21 Décembre 2017

Ouganda: Museveni s'accroche à sa bananeraie

Faut-il rire ou pleurer de ces incongruités politiques dont l'Afrique a le monopole ? Présidence à vie, élections contestées sur fond de crises sociales graves, voire de guerres civiles, bonus au pouvoir auto-octroyés par apprentis-dictateurs pour cause d'élections introuvables en fin de mandat, présidents-fondateurs séniles qui se prennent pour des messies, tout y passe. Qu'il est dur, l'apprentissage de la démocratie, long le chemin qui conduit aux institutions fortes quand les leçons de l'histoire ne sont jamais tirées par les prétendus hommes forts !

Les députés ougandais viennent de confirmer que Yoweri Museveni a bel et bien inscrit le pays sur la liste des Etats sous la coupe de dictateurs dont la boulimie du pouvoir est inversement proportionnelle à leur petitesse d'esprit. Je suis au pouvoir, j'y reste au gré de mes humeurs de rebelle ou de putschiste converti à la démocratie sur mesure. Honni qui mal y pense. La limitation du nombre de mandats ou la limite d'âge me créent des délicatesses avec la loi fondamentale ? Eh bien, j'ameute le Parlement à ma dévotion, j'y trouverai bien un député « quelque peu clerc » pour convaincre ses pairs qu'il faut la réformer, cette Constitution d'où vient tout le mal du Président- fondateur qui veut rester président à vie.

Si seulement le ridicule tuait ! Museveni qui, en 1986 dès son arrivée au pouvoir par les bons soins de la rébellion de la NRA, avait déclaré que « le problème de l'Afrique venait des dirigeants qui veulent rester trop longtemps au pouvoir », vient de s'ouvrir les portes d'un énième mandat présidentiel : le sixième quinquennat en 2021 et pourquoi pas un septième en 2026. Après trente et un ans de pouvoir sans partage, l'homme fort de Kampala trouve qu'il n'y est pas resté assez longtemps et qu'il a des chantiers à conduire à terme.
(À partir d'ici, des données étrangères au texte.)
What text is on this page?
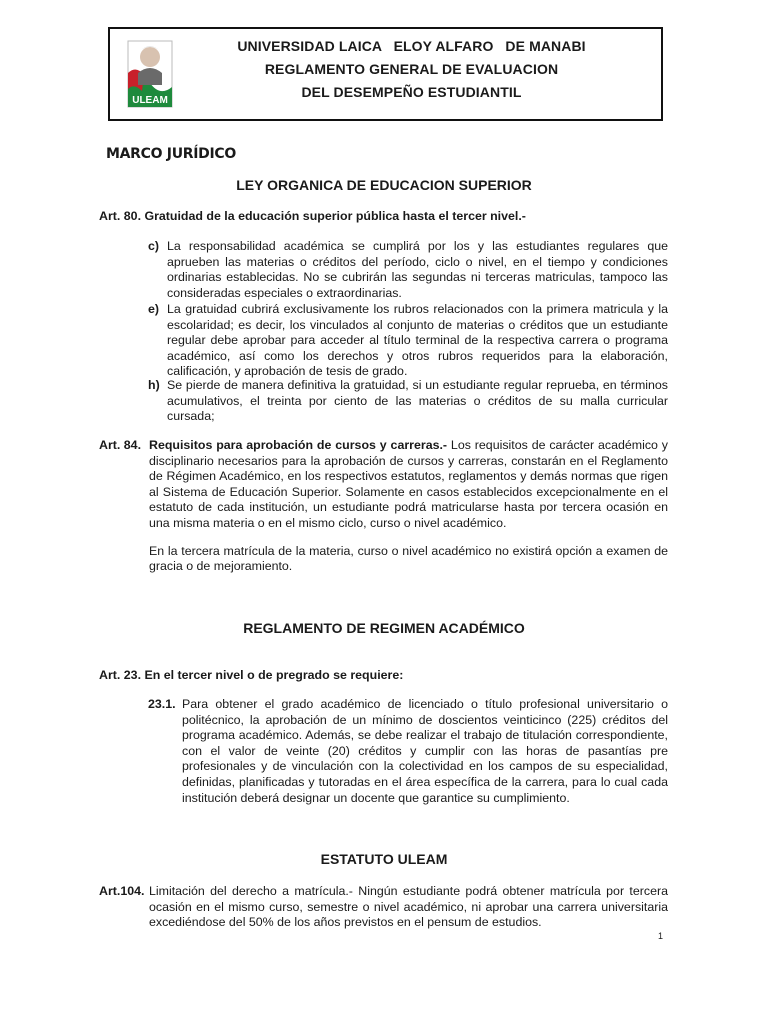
ULEAM
UNIVERSIDAD LAICA   ELOY ALFARO   DE MANABI
REGLAMENTO GENERAL DE EVALUACION
DEL DESEMPEÑO ESTUDIANTIL
MARCO JURÍDICO
LEY ORGANICA DE EDUCACION SUPERIOR
Art. 80. Gratuidad de la educación superior pública hasta el tercer nivel.-
c) La responsabilidad académica se cumplirá por los y las estudiantes regulares que aprueben las materias o créditos del período, ciclo o nivel, en el tiempo y condiciones ordinarias establecidas. No se cubrirán las segundas ni terceras matriculas, tampoco las consideradas especiales o extraordinarias.
e) La gratuidad cubrirá exclusivamente los rubros relacionados con la primera matricula y la escolaridad; es decir, los vinculados al conjunto de materias o créditos que un estudiante regular debe aprobar para acceder al título terminal de la respectiva carrera o programa académico, así como los derechos y otros rubros requeridos para la elaboración, calificación, y aprobación de tesis de grado.
h) Se pierde de manera definitiva la gratuidad, si un estudiante regular reprueba, en términos acumulativos, el treinta por ciento de las materias o créditos de su malla curricular cursada;
Art. 84. Requisitos para aprobación de cursos y carreras.- Los requisitos de carácter académico y disciplinario necesarios para la aprobación de cursos y carreras, constarán en el Reglamento de Régimen Académico, en los respectivos estatutos, reglamentos y demás normas que rigen al Sistema de Educación Superior. Solamente en casos establecidos excepcionalmente en el estatuto de cada institución, un estudiante podrá matricularse hasta por tercera ocasión en una misma materia o en el mismo ciclo, curso o nivel académico.
En la tercera matrícula de la materia, curso o nivel académico no existirá opción a examen de gracia o de mejoramiento.
REGLAMENTO DE REGIMEN ACADÉMICO
Art. 23. En el tercer nivel o de pregrado se requiere:
23.1. Para obtener el grado académico de licenciado o título profesional universitario o politécnico, la aprobación de un mínimo de doscientos veinticinco (225) créditos del programa académico. Además, se debe realizar el trabajo de titulación correspondiente, con el valor de veinte (20) créditos y cumplir con las horas de pasantías pre profesionales y de vinculación con la colectividad en los campos de su especialidad, definidas, planificadas y tutoradas en el área específica de la carrera, para lo cual cada institución deberá designar un docente que garantice su cumplimiento.
ESTATUTO ULEAM
Art.104. Limitación del derecho a matrícula.- Ningún estudiante podrá obtener matrícula por tercera ocasión en el mismo curso, semestre o nivel académico, ni aprobar una carrera universitaria excediéndose del 50% de los años previstos en el pensum de estudios.
1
A ceux qui s'inquiètent de son âge, avancé, soit 73 hivernages, et de sa santé, déclinante, il réplique : « Vous n'avez jamais entendu dire que Museveni est malade et a été hospitalisé. Je n'ai pas le temps d'être malade. » Quelle santé de fer, pardon, de demi-dieu ! Et les rumeurs sur ses problèmes de diabète et de prostate ? Des ragots de bas étage colportés par une opposition trop pressée de l'envoyer ad patres pour s'emparer de sa bananeraie.

Oui, vous avez bien entendu ! En effet, Museveni, en 2016 alors que l'opposition dénonçait sa candidature à un cinquième mandat, s'était écrié à peu près en ces termes : « J'ai planté et arrosé une bananeraie, maintenant qu'elle commence à porter des fruits, des opportunistes voudraient m'en déloger. » Voilà qui est bien clair. L'Ouganda est la bananeraie de Museveni. Il s'y accroche. C'est pourquoi les députés de l'opposition, qui donnaient de la voix et tapaient avec des casseroles leurs pupitres à l'Assemblée nationale, ont été évacués manu militari pour que le vote portant sur cette deuxième modification de la Constitution sautant le verrou de la limite d'âge à 75 pour être présidentiable en Ouganda ait lieu. Il l'a été à 315 voix pour, 62 contre.

Museveni peut donc boire du petit lait en ignorant royalement les leçons de l'histoire qu'ont administrées le Printemps arabe, l'insurrection populaire burkinabè, le coup d'Etat atypique au Zimbabwe. Kadhafi, Ben Ali, Blaise Compaoré, Robert Mugabe, et on en oublie, se croyaient eux aussi indispensables à leur pays. Voilà l'homme fort de Kampala prévenu, les dictateurs chassés du pouvoir par la force, cela n'arrive pas qu'aux autres.